I've adapted this recipe from one given to me by Ed Blonz, a clinical nutritionist and syndicated columnist, who makes it when his book club comes for dinner. Ed roasts the chicken on a bed of chickpeas and onions. I like it with sweet peppers underneath. The vegetables absorb the spicy drippings from the chicken and need no further seasoning.

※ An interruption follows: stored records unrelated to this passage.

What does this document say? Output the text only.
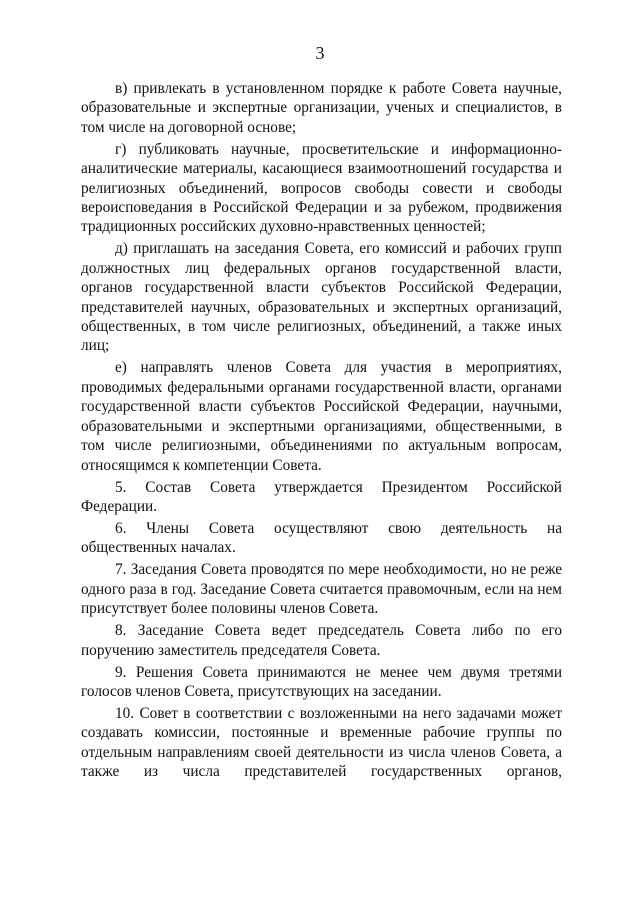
3

в) привлекать в установленном порядке к работе Совета научные, образовательные и экспертные организации, ученых и специалистов, в том числе на договорной основе;

г) публиковать научные, просветительские и информационно-аналитические материалы, касающиеся взаимоотношений государства и религиозных объединений, вопросов свободы совести и свободы вероисповедания в Российской Федерации и за рубежом, продвижения традиционных российских духовно-нравственных ценностей;

д) приглашать на заседания Совета, его комиссий и рабочих групп должностных лиц федеральных органов государственной власти, органов государственной власти субъектов Российской Федерации, представителей научных, образовательных и экспертных организаций, общественных, в том числе религиозных, объединений, а также иных лиц;

е) направлять членов Совета для участия в мероприятиях, проводимых федеральными органами государственной власти, органами государственной власти субъектов Российской Федерации, научными, образовательными и экспертными организациями, общественными, в том числе религиозными, объединениями по актуальным вопросам, относящимся к компетенции Совета.

5. Состав Совета утверждается Президентом Российской Федерации.

6. Члены Совета осуществляют свою деятельность на общественных началах.

7. Заседания Совета проводятся по мере необходимости, но не реже одного раза в год. Заседание Совета считается правомочным, если на нем присутствует более половины членов Совета.

8. Заседание Совета ведет председатель Совета либо по его поручению заместитель председателя Совета.

9. Решения Совета принимаются не менее чем двумя третями голосов членов Совета, присутствующих на заседании.

10. Совет в соответствии с возложенными на него задачами может создавать комиссии, постоянные и временные рабочие группы по отдельным направлениям своей деятельности из числа членов Совета, а также из числа представителей государственных органов,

If your menu includes several other dishes, figure one chicken thigh per person. Otherwise, you may want to allow two thighs per person. The roasted chicken benefits from a brief rest to allow the juices to settle.

Serves 6


  • 1 ⁄ 2 cup plain drained yogurt (see recipe above) or Greek-style yogurt (not nonfat)
  • 1 ⁄ 2 cup coarse harissa paste (see note below)
  • 1 tablespoon freshly squeezed lemon juice
  • Kosher or sea salt and freshly ground black pepper
  • 6 bone-in, skin-on chicken thighs, trimmed of excess skin
  • 2 large red bell peppers, halved, seeded, and thinly sliced
  • 2 large gold or yellow bell peppers, halved, seeded, and thinly sliced
  • 1 large red onion, halved and thinly sliced


1. In a large bowl, whisk together the yogurt, harissa, lemon juice, 1 teaspoon salt, and several grinds of black pepper. Add the chicken and use a rubber spatula to coat the chicken all over with the marinade. Cover and refrigerate for 4 to 8 hours. Remove from the refrigerator 30 minutes before baking.

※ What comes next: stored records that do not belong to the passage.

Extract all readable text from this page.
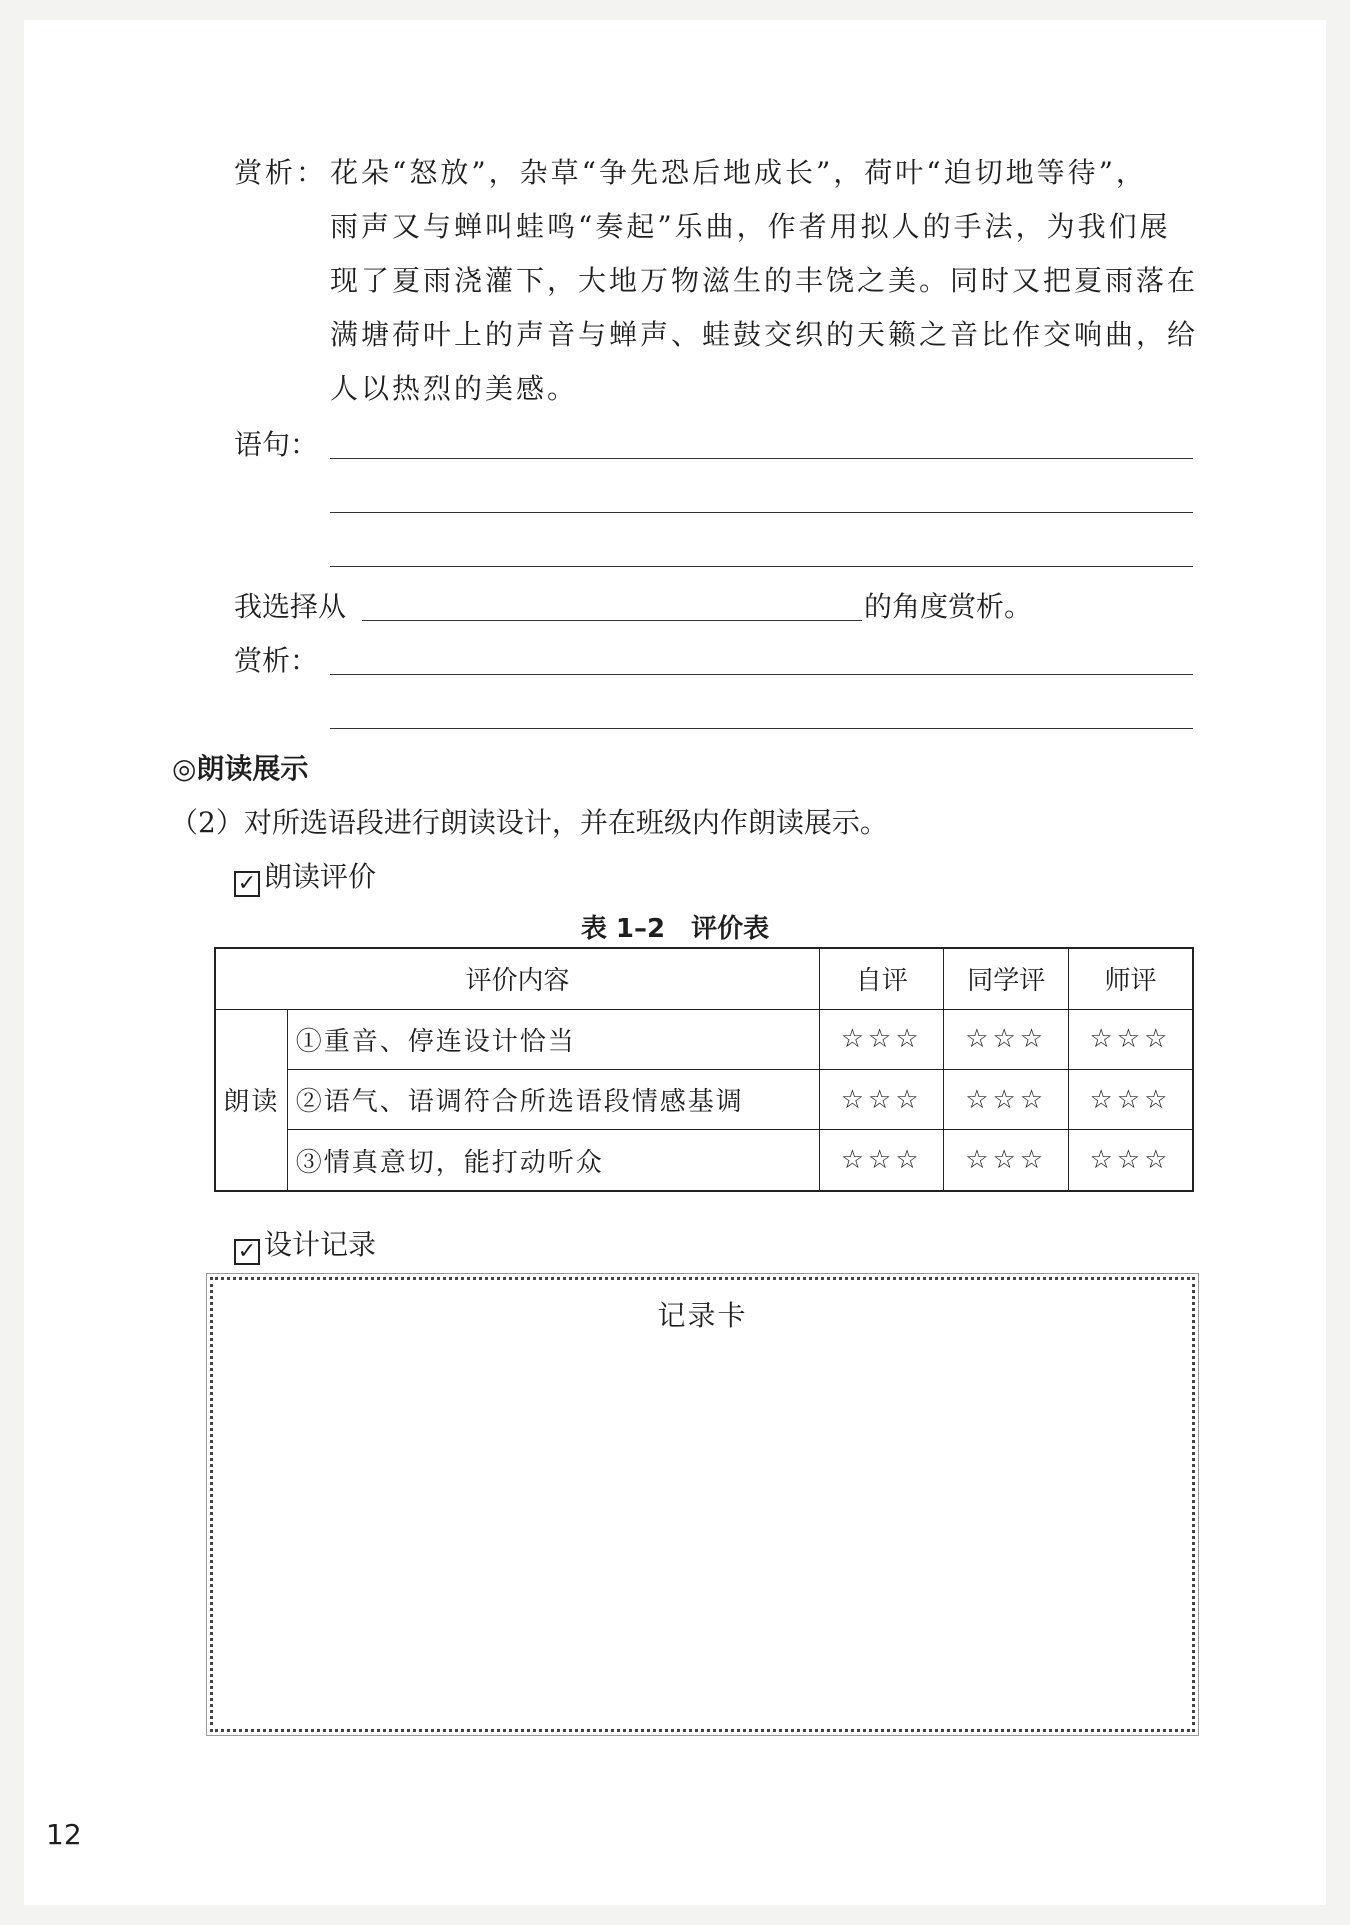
赏析： 花朵“怒放”，杂草“争先恐后地成长”，荷叶“迫切地等待”，
雨声又与蝉叫蛙鸣“奏起”乐曲，作者用拟人的手法，为我们展
现了夏雨浇灌下，大地万物滋生的丰饶之美。同时又把夏雨落在
满塘荷叶上的声音与蝉声、蛙鼓交织的天籁之音比作交响曲，给
人以热烈的美感。
语句：
我选择从	的角度赏析。
赏析：
◎朗读展示
（2）对所选语段进行朗读设计，并在班级内作朗读展示。
✓ 朗读评价
表 1–2　评价表
评价内容		自评	同学评	师评
朗读	①重音、停连设计恰当	☆☆☆	☆☆☆	☆☆☆
	②语气、语调符合所选语段情感基调	☆☆☆	☆☆☆	☆☆☆
	③情真意切，能打动听众	☆☆☆	☆☆☆	☆☆☆
✓ 设计记录
记录卡
12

2. Position a rack in the upper third of an oven and preheat the oven to 425°F.

3. Toss the sliced peppers and onions together. Season with salt and make a bed of the vegetables in the bottom of a roasting pan large enough to hold the chicken in a single layer. Using a rubber spatula, redistribute the marinade so that it evenly covers both sides of the chicken, and then place the chicken on top of the vegetables. Bake until the chicken is well browned on top and the vegetables are tender, about 40 minutes. Remove from the oven and let rest for 10 minutes.

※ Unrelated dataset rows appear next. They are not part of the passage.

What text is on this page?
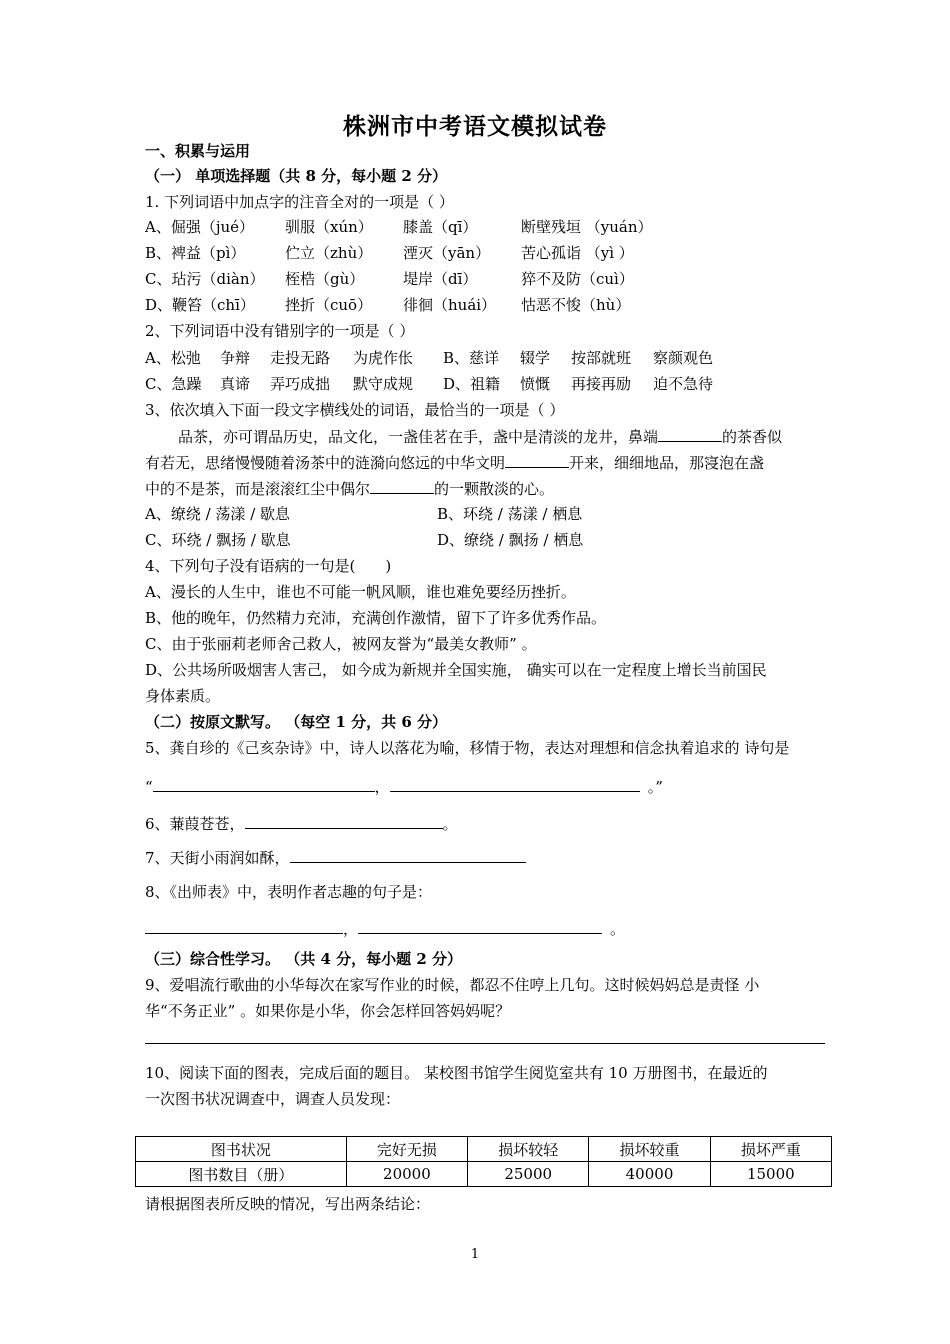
株洲市中考语文模拟试卷
一、积累与运用
（一） 单项选择题（共 8 分，每小题 2 分）
1. 下列词语中加点字的注音全对的一项是（ ）
A、倔强（jué） 驯服（xún） 膝盖（qī）	断壁残垣 （yuán）
B、裨益（pì）	伫立（zhù） 湮灭（yān） 苦心孤诣 （yì ）
C、玷污（diàn） 桎梏（gù）	堤岸（dī）	猝不及防（cuì）
D、鞭笞（chī） 挫折（cuō） 徘徊（huái） 怙恶不悛（hù）
2、下列词语中没有错别字的一项是（ ）
A、松弛 争辩 走投无路 为虎作伥 B、慈详 辍学 按部就班 察颜观色
C、急躁 真谛 弄巧成拙 默守成规 D、祖籍 愤慨 再接再励 迫不急待
3、依次填入下面一段文字横线处的词语，最恰当的一项是（ ）
品茶，亦可谓品历史，品文化，一盏佳茗在手，盏中是清淡的龙井，鼻端	的茶香似
有若无，思绪慢慢随着汤茶中的涟漪向悠远的中华文明	开来，细细地品，那寖泡在盏
中的不是茶，而是滚滚红尘中偶尔	的一颗散淡的心。
A、缭绕 / 荡漾 / 歇息	B、环绕 / 荡漾 / 栖息
C、环绕 / 飘扬 / 歇息	D、缭绕 / 飘扬 / 栖息
4、下列句子没有语病的一句是(　　)
A、漫长的人生中，谁也不可能一帆风顺，谁也难免要经历挫折。
B、他的晚年，仍然精力充沛，充满创作激情，留下了许多优秀作品。
C、由于张丽莉老师舍己救人，被网友誉为“最美女教师” 。
D、公共场所吸烟害人害己， 如今成为新规并全国实施， 确实可以在一定程度上增长当前国民
身体素质。
（二）按原文默写。 （每空 1 分，共 6 分）
5、龚自珍的《己亥杂诗》中，诗人以落花为喻，移情于物，表达对理想和信念执着追求的 诗句是
“	，	。”
6、蒹葭苍苍，	。
7、天街小雨润如酥，
8、《出师表》中，表明作者志趣的句子是：
，	。
（三）综合性学习。 （共 4 分，每小题 2 分）
9、爱唱流行歌曲的小华每次在家写作业的时候，都忍不住哼上几句。这时候妈妈总是责怪 小
华“不务正业” 。如果你是小华，你会怎样回答妈妈呢？
10、阅读下面的图表，完成后面的题目。 某校图书馆学生阅览室共有 10 万册图书，在最近的
一次图书状况调查中，调查人员发现：
图书状况	完好无损	损坏较轻	损坏较重	损坏严重
图书数目（册）	20000	25000	40000	15000
请根据图表所反映的情况，写出两条结论：
1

4. Transfer the chicken to a serving platter. Using tongs, toss the vegetables to coat them evenly with the drippings from the chicken, and then place them on the platter with the chicken. Serve immediately.

Harissa Paste

Harissa paste comes in tubes‚ like toothpaste‚ but my favorite brand is a jarred one‚ Les Moulins Mahjoub Organic Traditional Harissa Spread. The recipe includes hot red pepper‚ sun-dried tomato‚ olive oil‚ caraway‚ and garlic. If you can't find harissa paste‚ purchase dried harissa powder from a spice shop and add enough extra-virgin olive oil to make a paste. Ask the merchant about the ingredients in the powder. If the blend doesn't contain ground caraway‚ add a good pinch. Look for Les Moulins Mahjoub harissa in specialty foods stores that sell Mediterranean products. It is also available from several online sources‚ including Zabar's‚ iGourmet‚ Market Hall Foods‚ and Bklyn Larder.